The Bush yarn, recounted in detail in yesterday’s WaPo, does make for entertaining reading. Here’s the drollest story about the soused 26-year-old Guardsman Dubya and his dad, the future president George H.W. Bush:


“One night in December 1972 in Washington, while staying with his parents for the holidays, Bush went carousing with his 16-year-old brother, Marvin. He ran over a neighbor’s garbage cans on the way home, and when their father, then ambassador to the United Nations, confronted them, Bush challenged him to go ‘mano a mano.’


“Within a month, the elder Bush had found a job for his son at an inner-city youth program in Houston.”


Frankly, my attitude toward all of this is: So what? We’re talking about 25-year-olds, and frankly that goes for the Kerry of the early 1970s, too. 1972, if you can remember that far back, was a crazy year, in which the rock-solid-seeming verities that had guided human society for centuries were suddenly under severe assault.


I was, ahem, pretty crazy back then myself, running around in a miniskirt about the length of Donald Trump’s comb-over and falling in love with guys I didn’t dare take home to meet Dad. In 1972 I lived in a group house run by an ex-nun who was making up for lost time. Upstairs, a guy dealt marijuana, and downstairs his customers smoked it. A talent-free but never-silent rock guitarist lived in–not over–the garage, which he occasionally lent out to his photographer pal to take pictures of his girlfriend in the buff. We were all middle-class kids underneath, though, and I’m pretty sure that most of us went on to lead dull, solid middle-class lives. So I’m not surprised that the Alabama Guard, the Texas Guard, and the other entities with which which Dubya Bush was affiliated back then were as laid back in the early 1970s as our “commune,” as we fondly called it.


That’s why I’m with Peggy Noonan on the issue of whether the indiscretions of more than three decades ago should count in assessing a presidential campaing today. Noonan wrote in yesterday’s WaPo:


“Will people buy George W. Bush as a shirker and an operator? Those who hate him will. But the rest — that would be the majority — have watched him for three years in dramatic circumstances, and they know who he is. Will they reject Kerry outright because he said offensive things 32 years ago, slamming his country and suggesting that U.S. soldiers were war criminals? Some will. But in all fairness, there must be some statute of limitations on youthful political idiocy.”

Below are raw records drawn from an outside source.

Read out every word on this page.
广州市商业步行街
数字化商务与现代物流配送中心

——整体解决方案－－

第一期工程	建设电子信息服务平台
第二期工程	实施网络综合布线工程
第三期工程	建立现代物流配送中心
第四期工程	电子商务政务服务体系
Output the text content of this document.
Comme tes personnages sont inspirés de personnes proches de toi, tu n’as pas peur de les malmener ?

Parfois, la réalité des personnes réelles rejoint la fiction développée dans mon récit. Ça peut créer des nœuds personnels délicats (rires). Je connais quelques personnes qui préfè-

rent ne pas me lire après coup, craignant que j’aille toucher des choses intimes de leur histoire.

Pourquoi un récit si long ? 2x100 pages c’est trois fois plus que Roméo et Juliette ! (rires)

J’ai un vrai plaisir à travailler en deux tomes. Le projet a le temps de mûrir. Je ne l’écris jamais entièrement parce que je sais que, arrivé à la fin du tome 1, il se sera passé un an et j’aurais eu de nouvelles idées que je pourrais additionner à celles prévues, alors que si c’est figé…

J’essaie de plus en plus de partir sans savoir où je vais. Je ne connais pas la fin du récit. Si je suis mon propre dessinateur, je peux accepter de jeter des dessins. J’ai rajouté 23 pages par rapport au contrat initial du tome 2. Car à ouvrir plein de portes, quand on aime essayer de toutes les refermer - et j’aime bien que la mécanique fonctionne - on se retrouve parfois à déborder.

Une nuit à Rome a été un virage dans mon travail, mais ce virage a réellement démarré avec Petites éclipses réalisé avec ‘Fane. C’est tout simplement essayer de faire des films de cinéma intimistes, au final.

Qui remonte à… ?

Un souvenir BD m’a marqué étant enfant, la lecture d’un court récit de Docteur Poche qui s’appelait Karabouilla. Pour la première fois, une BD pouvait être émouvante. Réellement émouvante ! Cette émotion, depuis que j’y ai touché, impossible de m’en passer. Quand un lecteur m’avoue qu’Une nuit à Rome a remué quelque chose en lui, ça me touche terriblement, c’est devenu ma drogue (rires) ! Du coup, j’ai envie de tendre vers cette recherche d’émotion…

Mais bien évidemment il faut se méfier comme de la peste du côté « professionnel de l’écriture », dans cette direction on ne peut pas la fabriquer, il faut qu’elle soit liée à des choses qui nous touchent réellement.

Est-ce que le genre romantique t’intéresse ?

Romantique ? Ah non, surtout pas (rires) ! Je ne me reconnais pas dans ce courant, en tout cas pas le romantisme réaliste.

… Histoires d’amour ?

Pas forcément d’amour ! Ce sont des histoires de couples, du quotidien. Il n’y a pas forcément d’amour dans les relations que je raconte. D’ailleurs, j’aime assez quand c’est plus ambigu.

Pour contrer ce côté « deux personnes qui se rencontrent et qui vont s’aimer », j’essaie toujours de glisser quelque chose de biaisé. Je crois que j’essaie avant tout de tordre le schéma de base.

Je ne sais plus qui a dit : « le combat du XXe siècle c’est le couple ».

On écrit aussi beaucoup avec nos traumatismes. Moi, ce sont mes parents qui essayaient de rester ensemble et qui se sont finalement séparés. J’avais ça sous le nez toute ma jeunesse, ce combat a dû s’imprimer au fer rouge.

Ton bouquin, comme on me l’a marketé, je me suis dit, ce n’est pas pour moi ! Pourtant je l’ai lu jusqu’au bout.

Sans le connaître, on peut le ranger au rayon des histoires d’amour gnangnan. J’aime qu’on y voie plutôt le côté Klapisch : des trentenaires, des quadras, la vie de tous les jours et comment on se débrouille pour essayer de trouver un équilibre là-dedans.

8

Dubya changed dramatically, finding a good woman, forswearing alcohol, and to date, leading his country effectively in a war against terrorism. And John Kerry….wait a minute! As we all know, but most of our pals in the U.S. press won’t say (except for the Philadelphia press, whose reporters have been camped outside the house of the parents of the young lady in question), Kerry has been having a little Clinton-style intern problem that reminds me of some of the shenanigans at my old commune in 1972. As Mark Steyn writes in the U.K. Telegraph:


“If you read the British newspapers, you’ll know all about it. It’s not about whether he was Absent Without Leave, but the more familiar political failing of being Absent Without Pants. It concerns a 24-year old woman–ie, 41 years younger than Mrs Kerry–and, with their usual efficiency, the Fleet Street lads have already interviewed her dad, who’s called Kerry a ‘sleazeball’. But if you read the US newspapers or watch the news shows there’s not a word about the Senator’s scandal…..So Mr Bush has been unable to do the John Kerry routine, declining to comment but adding that ‘it’s not my marital record that’s at issue’. We have two flimsy ‘scandals’ tangentially related to character, but only one of them’s all over the networks.”


So the right question isn’t, as Peggy Noonan and others put it, what Bush and Kerry did back then 30 years ago, but what they’re doing–and who they are–right now. I’ll leave the answers to you, dear readers.